Ruben van Royen wrote:
First of all, I was not yet talking about vectorizing
your code which is often
hard, especially for a compiler. but SSE can be used on scalars as well (as
you probably know).
The fact is that the intel pentium 4 optimization guide says that SSE code is
generally as fast as or faster than regular FP code. And especially the
truncation to integer is faster. Also denormals (which started all of this)
can be handled faster by sse math by turning on a mode flag that makes input
denormals behave as zero's This is of course not IEEE compliant, but exactly
what you were doing in your code.
I agree, in theory slowdowns should not occur but what I found strange
is that even Intel's own compiler, icc produced bad performance
when compiling the resampling code with SSE/SSE2 math and vectorization on.
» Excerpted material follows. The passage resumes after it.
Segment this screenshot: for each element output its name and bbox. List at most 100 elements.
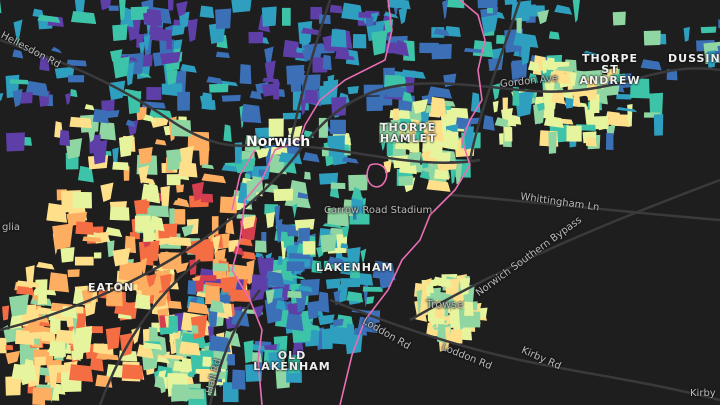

If the compiler was smart then it would not have used SSE/SSE2 in that
section of code but apparently icc is still not good in spotting
those problems.
The problem for a C programmer is that since he is assuming that the
compiler does a good job in optimizing, most will not easily be able
to figure out why the SSE optimizations slowed down certain routines.
Then there the dilemma might occur where 50% of CPU is spent in
function1() and 50% in function2().
but if you activate SSE then function1() speeds up 40% while function2()
slows down 30%.
If it was possible to tell the compiler to not use SSE in function2()
then the app would benefit from SSE but
in the above case it would not.
Usually optimal C code can only be generated if the programmer knows the
CPU well and the compiler too, but often
this requires long painful trial and error sessions, analysis of asm
code generated by the compiler etc.
Ok there are profilers available but they don't automagically solve all
the optimization problems.
cheers,
Benno
http://www.linuxsampler.org
The reasons for SSE code being slower than FP code
could be:
The addition is pipelined in the FP, but not in the SSE unit.
Incorrect allignment might incur a higher penalty for SSE.
Ruben